Nothing would be more tiresome than eating and drinking if God had not made them a pleasure as well as a necessity. ~Voltaire
With Easter around the corner, I thought I’d pull out a dessert recipe I developed last year for Framework Magazine, a really cool lifestyle magazine that I love–especially since it’s based here in Vancouver. I’m working on another editorial for the first anniversary issue and am thrilled to be doing so, as the editor is totally enthusiastic and just lets me do my thing. Next week I’ll be wrapping up a composition and design course and will take a break from classes for a few months to concentrate on developing my portfolio, creating new recipes, and some other projects I have on the go.
Since I’m primarily a natural light photographer (at least for now) the longer days are providing me the ability to shoot more often and with renewed energy for the kitchen. A change of season means a change in produce and the opportunity to get creative. Plus, in May I will be going back to my beloved Paris for the first time in five years, and will be eating and shooting my way from one arrondissement to another. When I visited last, I was not a food writer nor blogger, and had just gotten a point-and-shoot–my first digital camera. In many ways, my journey on this path of all things food began in France, in its outdoor markets, its bakeries, in the deeply ingrained culture of the table.
In my job, I coach people in developing their careers, which involves endless conversations about passions and fascinations, and sometimes the things we definitely do not want to do. The other day a client was telling me how much she hates to cook. This woman had just been downsized from a high-level corporate job. She was a mother, a marathon runner, involved in various volunteer activities and committees. Undoubtedly, she was short on time–something I can definitely identify with. At times, the last thing I feel like doing at the end of a tough day is cooking dinner, and it’s all I can do to pull out the cereal bowl. But then she told me that she didn’t understand how some people could make such a fuss about food: to talk about it, blog about it, obsess about it. “It’s just food,” she said, her tone of voice incredulous.
I stared at her, totally caught off guard. It’s not in my job description to argue with clients, so I said nothing, but I couldn’t disagree more.
Food is about everything, the way money is about everything. At its most fundamental it nourishes us physically, but also spiritually and emotionally. Eating good quality food is one of the most sensual experiences a human being can have. Food is about nurturing, family, and community, and it connects us to our Earth like nothing else. It is also political, about who has the power. So no, it’s NOT just food.
But the conversation with my client got me thinking. I don’t think she was completely wrong in her belief that there are more important things in life than what goes in your stomach. There are. But I also couldn’t help thinking that she was missing the big picture. And I couldn’t help ruminating about why I’m working so doggedly for this new career when I already have a perfectly good one, and why I feel so strongly about eating whereas others don’t. Is having a passion for food any different from a passion for classical music or hockey? Or an obsession with certain members of the royal family? I’m not sure I have that answer. One thing I do know is that cooking has made us human and food is the one constant that can bring pleasure and beauty into our lives.

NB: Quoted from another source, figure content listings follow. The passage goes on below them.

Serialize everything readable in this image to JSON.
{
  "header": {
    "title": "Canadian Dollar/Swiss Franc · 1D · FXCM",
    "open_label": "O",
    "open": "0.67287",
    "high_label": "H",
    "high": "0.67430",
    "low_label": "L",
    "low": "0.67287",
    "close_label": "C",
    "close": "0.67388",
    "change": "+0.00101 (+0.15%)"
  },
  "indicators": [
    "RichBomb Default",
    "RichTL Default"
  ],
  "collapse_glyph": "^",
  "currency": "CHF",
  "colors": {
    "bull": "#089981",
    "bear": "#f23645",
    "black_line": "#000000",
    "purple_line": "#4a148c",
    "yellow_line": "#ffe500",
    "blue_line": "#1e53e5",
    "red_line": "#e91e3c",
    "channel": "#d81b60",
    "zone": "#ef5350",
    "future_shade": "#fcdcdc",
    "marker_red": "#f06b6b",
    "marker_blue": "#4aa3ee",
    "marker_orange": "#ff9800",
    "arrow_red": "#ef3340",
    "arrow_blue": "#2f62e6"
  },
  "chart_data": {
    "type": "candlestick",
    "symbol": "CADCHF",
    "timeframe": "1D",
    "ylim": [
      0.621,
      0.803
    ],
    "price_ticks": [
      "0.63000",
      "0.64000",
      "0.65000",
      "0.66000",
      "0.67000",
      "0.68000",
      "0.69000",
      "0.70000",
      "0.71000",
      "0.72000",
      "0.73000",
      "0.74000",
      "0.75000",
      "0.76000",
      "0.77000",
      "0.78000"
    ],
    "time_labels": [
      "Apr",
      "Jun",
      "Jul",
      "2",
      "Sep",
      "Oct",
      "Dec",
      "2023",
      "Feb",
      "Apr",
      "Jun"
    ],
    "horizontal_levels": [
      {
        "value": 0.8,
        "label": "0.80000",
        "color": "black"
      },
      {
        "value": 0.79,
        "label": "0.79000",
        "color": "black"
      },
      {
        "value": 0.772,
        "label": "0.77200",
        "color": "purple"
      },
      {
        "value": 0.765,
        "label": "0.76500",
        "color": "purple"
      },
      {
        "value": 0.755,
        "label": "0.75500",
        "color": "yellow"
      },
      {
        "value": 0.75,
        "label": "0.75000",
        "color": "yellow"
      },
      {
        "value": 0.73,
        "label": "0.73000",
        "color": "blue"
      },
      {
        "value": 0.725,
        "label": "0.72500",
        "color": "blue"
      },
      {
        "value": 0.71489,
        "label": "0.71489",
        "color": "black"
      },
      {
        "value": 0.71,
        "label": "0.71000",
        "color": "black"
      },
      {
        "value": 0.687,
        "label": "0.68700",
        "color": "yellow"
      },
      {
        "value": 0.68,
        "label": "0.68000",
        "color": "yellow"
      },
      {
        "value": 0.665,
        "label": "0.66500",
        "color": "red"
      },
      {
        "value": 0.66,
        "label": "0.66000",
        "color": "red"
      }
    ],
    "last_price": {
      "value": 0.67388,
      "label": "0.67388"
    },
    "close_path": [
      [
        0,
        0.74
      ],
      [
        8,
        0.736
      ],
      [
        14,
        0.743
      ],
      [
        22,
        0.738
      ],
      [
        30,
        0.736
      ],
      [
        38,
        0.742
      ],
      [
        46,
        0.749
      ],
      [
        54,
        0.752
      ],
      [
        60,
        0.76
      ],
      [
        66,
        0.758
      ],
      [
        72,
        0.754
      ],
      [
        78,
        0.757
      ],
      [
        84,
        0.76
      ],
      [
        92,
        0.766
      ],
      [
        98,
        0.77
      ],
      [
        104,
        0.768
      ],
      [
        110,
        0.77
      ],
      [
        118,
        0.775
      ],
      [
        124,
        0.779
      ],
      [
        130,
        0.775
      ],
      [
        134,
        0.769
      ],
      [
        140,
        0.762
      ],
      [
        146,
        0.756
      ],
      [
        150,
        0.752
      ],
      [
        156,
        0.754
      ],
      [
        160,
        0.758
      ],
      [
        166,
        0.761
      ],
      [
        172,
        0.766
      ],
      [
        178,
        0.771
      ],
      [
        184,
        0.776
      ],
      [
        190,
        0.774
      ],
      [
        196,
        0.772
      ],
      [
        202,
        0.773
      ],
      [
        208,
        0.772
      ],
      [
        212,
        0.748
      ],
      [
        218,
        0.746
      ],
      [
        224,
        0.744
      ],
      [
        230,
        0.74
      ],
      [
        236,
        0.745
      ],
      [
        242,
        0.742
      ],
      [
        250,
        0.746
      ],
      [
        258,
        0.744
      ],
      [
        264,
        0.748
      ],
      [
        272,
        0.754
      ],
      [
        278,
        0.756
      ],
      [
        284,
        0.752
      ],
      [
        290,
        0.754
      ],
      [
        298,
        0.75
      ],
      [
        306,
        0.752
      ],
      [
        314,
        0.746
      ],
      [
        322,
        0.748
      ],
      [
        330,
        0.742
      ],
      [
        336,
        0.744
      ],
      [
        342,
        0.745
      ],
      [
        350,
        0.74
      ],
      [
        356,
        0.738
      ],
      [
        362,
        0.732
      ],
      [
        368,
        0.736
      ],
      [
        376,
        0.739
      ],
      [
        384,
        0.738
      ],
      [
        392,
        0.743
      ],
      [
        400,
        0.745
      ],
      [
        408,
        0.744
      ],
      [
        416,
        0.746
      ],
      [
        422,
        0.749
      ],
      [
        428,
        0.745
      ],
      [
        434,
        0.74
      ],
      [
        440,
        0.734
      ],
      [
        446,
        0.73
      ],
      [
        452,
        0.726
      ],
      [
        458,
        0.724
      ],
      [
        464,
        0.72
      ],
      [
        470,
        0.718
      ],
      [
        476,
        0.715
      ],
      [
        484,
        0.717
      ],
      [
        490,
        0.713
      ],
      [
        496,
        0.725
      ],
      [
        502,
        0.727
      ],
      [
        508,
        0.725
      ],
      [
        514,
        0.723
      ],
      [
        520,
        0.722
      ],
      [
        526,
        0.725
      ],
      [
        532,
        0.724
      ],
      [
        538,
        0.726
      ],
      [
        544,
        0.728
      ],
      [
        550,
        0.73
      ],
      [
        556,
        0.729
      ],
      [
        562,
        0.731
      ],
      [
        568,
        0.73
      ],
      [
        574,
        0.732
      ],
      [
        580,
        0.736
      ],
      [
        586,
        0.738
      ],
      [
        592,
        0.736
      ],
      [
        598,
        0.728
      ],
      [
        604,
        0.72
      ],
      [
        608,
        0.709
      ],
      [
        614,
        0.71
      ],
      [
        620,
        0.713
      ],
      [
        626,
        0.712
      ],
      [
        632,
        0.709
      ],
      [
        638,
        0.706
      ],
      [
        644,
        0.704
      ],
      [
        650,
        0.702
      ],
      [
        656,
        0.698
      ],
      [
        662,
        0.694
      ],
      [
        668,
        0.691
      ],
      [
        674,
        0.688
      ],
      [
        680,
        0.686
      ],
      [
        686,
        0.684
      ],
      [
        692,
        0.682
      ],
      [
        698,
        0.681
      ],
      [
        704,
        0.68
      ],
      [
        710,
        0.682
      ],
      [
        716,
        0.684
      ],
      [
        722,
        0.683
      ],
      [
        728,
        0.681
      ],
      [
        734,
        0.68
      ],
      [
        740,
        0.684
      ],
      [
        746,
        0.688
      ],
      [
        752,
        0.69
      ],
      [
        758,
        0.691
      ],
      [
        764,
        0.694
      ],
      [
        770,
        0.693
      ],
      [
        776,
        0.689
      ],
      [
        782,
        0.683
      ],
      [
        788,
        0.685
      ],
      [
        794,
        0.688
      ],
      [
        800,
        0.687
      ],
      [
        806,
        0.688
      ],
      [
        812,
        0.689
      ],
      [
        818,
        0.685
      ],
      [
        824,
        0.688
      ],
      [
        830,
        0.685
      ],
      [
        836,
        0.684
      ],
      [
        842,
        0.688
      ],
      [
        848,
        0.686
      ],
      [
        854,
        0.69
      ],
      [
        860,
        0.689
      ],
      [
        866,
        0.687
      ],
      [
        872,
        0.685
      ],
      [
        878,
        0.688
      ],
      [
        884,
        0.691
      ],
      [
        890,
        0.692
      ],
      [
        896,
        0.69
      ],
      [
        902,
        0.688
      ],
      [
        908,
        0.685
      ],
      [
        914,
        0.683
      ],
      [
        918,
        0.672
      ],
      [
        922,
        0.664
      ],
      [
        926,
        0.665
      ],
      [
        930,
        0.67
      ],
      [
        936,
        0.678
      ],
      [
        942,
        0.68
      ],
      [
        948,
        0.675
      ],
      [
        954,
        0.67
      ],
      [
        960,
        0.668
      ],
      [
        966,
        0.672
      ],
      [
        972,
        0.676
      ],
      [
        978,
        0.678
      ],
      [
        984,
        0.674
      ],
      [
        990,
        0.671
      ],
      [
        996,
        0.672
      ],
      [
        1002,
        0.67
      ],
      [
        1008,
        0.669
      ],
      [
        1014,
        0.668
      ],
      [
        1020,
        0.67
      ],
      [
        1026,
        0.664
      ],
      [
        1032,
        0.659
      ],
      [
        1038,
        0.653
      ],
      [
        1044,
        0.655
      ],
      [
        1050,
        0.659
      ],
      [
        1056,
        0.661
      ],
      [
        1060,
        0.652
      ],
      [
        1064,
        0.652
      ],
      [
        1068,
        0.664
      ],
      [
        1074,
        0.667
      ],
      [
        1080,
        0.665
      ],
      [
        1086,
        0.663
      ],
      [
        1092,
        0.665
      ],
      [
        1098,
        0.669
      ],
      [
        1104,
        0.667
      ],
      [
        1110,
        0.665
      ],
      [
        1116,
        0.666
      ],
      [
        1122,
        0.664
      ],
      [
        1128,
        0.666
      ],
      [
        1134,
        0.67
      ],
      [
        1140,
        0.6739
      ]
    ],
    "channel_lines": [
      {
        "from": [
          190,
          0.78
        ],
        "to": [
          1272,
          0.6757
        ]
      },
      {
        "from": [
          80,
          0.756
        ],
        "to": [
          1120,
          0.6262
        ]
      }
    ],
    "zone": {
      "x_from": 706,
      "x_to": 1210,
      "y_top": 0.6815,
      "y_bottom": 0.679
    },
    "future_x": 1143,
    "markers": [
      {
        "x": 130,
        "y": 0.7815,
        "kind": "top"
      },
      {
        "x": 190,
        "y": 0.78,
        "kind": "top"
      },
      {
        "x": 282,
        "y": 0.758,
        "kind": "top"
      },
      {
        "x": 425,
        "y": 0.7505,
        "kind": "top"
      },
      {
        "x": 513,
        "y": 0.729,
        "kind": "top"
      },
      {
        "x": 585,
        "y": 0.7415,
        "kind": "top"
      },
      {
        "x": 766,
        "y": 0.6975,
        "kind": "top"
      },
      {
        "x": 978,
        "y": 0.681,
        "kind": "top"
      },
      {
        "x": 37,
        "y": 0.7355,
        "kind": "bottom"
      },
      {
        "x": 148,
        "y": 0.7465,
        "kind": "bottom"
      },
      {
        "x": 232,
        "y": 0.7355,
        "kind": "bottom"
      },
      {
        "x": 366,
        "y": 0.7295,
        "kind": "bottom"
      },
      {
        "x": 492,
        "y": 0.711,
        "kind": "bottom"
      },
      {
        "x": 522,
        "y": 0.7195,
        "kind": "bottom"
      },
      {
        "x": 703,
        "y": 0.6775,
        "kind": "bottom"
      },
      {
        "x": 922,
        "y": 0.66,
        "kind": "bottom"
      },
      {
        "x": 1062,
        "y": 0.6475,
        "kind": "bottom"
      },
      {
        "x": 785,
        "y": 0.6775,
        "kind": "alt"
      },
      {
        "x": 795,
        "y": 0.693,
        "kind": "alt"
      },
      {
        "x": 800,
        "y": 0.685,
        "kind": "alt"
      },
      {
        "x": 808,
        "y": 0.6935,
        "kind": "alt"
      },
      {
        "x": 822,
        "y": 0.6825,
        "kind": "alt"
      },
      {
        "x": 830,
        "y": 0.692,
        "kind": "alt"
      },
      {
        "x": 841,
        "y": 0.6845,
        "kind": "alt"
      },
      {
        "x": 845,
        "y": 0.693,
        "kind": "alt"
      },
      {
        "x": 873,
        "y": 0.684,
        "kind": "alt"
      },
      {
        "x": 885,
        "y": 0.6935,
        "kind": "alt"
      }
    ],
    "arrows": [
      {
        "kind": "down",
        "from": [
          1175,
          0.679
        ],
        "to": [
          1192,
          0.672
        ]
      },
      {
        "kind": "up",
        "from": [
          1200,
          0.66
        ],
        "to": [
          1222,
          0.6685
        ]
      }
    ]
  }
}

I’d like to think this understanding of food translates into my photography. I believe a plate of food can be seen as art and I try to capture it as such. But I also love food in an honest, candid state, which can mean missing bites, crumbs on the table. Not looking perfect, as it often does in real life. Looking a bit like this here tiramisu.
Kahlua and Callebaut Milk Chocolate Tiramisu
7 ounces/200g vanilla and chocolate ladyfinger biscuits
500 g/1 lb mascarpone cheese
3 egg yolks
1/3 cup Demerara sugar
2 cups strongly brewed coffee/espresso, cooled
6 tablespoons Kahlua
1/2 teaspoon vanilla
4 ounces/100g Callebaut milk chocolate, finely chopped
1) Beat together eggs and sugar in a large mixing bowl. Add cheese, vanilla, and 3 tablespoon sof Kahlua. Beat until creamy and well incorporated.

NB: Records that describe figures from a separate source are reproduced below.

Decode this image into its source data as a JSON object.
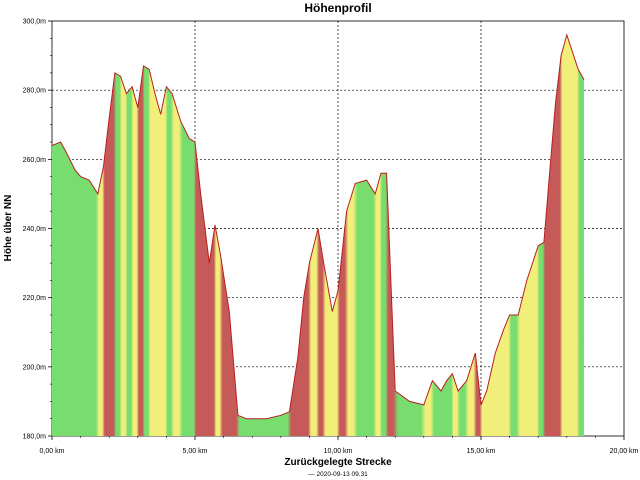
{
  "chart_data": {
    "type": "area",
    "title": "Höhenprofil",
    "xlabel": "Zurückgelegte Strecke",
    "ylabel": "Höhe über NN",
    "footnote": "— 2020-09-13 09.31",
    "xlim": [
      0,
      20
    ],
    "ylim": [
      180,
      300
    ],
    "x_ticks": [
      0,
      5,
      10,
      15,
      20
    ],
    "x_tick_labels": [
      "0,00 km",
      "5,00 km",
      "10,00 km",
      "15,00 km",
      "20,00 km"
    ],
    "y_ticks": [
      180,
      200,
      220,
      240,
      260,
      280,
      300
    ],
    "y_tick_labels": [
      "180,0m",
      "200,0m",
      "220,0m",
      "240,0m",
      "260,0m",
      "280,0m",
      "300,0m"
    ],
    "grid": true,
    "fill_colors": {
      "low": "#77dd6e",
      "mid": "#f2ee7a",
      "high": "#c65a58"
    },
    "line_color": "#b82020",
    "x": [
      0,
      0.3,
      0.5,
      0.8,
      1.0,
      1.3,
      1.6,
      1.8,
      2.0,
      2.2,
      2.4,
      2.6,
      2.8,
      3.0,
      3.2,
      3.4,
      3.6,
      3.8,
      4.0,
      4.2,
      4.5,
      4.8,
      5.0,
      5.2,
      5.5,
      5.7,
      5.9,
      6.2,
      6.5,
      6.8,
      7.0,
      7.5,
      8.0,
      8.3,
      8.6,
      8.8,
      9.0,
      9.3,
      9.5,
      9.8,
      10.0,
      10.3,
      10.6,
      11.0,
      11.3,
      11.5,
      11.7,
      12.0,
      12.5,
      13.0,
      13.3,
      13.6,
      13.8,
      14.0,
      14.2,
      14.5,
      14.8,
      15.0,
      15.2,
      15.5,
      15.8,
      16.0,
      16.3,
      16.6,
      16.8,
      17.0,
      17.2,
      17.4,
      17.6,
      17.8,
      18.0,
      18.2,
      18.4,
      18.6
    ],
    "y": [
      264,
      265,
      262,
      257,
      255,
      254,
      250,
      258,
      272,
      285,
      284,
      279,
      281,
      275,
      287,
      286,
      279,
      273,
      281,
      279,
      271,
      266,
      265,
      250,
      230,
      241,
      232,
      216,
      186,
      185,
      185,
      185,
      186,
      187,
      203,
      220,
      230,
      240,
      230,
      216,
      222,
      245,
      253,
      254,
      250,
      256,
      256,
      193,
      190,
      189,
      196,
      193,
      196,
      198,
      193,
      196,
      204,
      189,
      193,
      204,
      211,
      215,
      215,
      225,
      230,
      235,
      236,
      256,
      276,
      290,
      296,
      291,
      286,
      283
    ]
  }
}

2) In another bowl, combine the coffee and other 3 tablespoons of Kahlua. Dip both sides of a ladyfinger into the coffee, working quickly so the biscuit does not fall apart, and place on the bottom of a rectangular 12×8-inch pan or dish. Repeat with the rest of the biscuits, creating 2 rows and ensuring there are no gaps.
3) Top with half the cream cheese mixture and sprinkle with 1/3 of the chocolate. Create a second layer with the rest of the coffee and ladyfingers. Sprinkle with the remaining chocolate.
4) Cover with plastic wrap and refrigerate for at least 6 hours or preferably overnight. Slice and serve with an extra sprinkling of chocolate, if desired.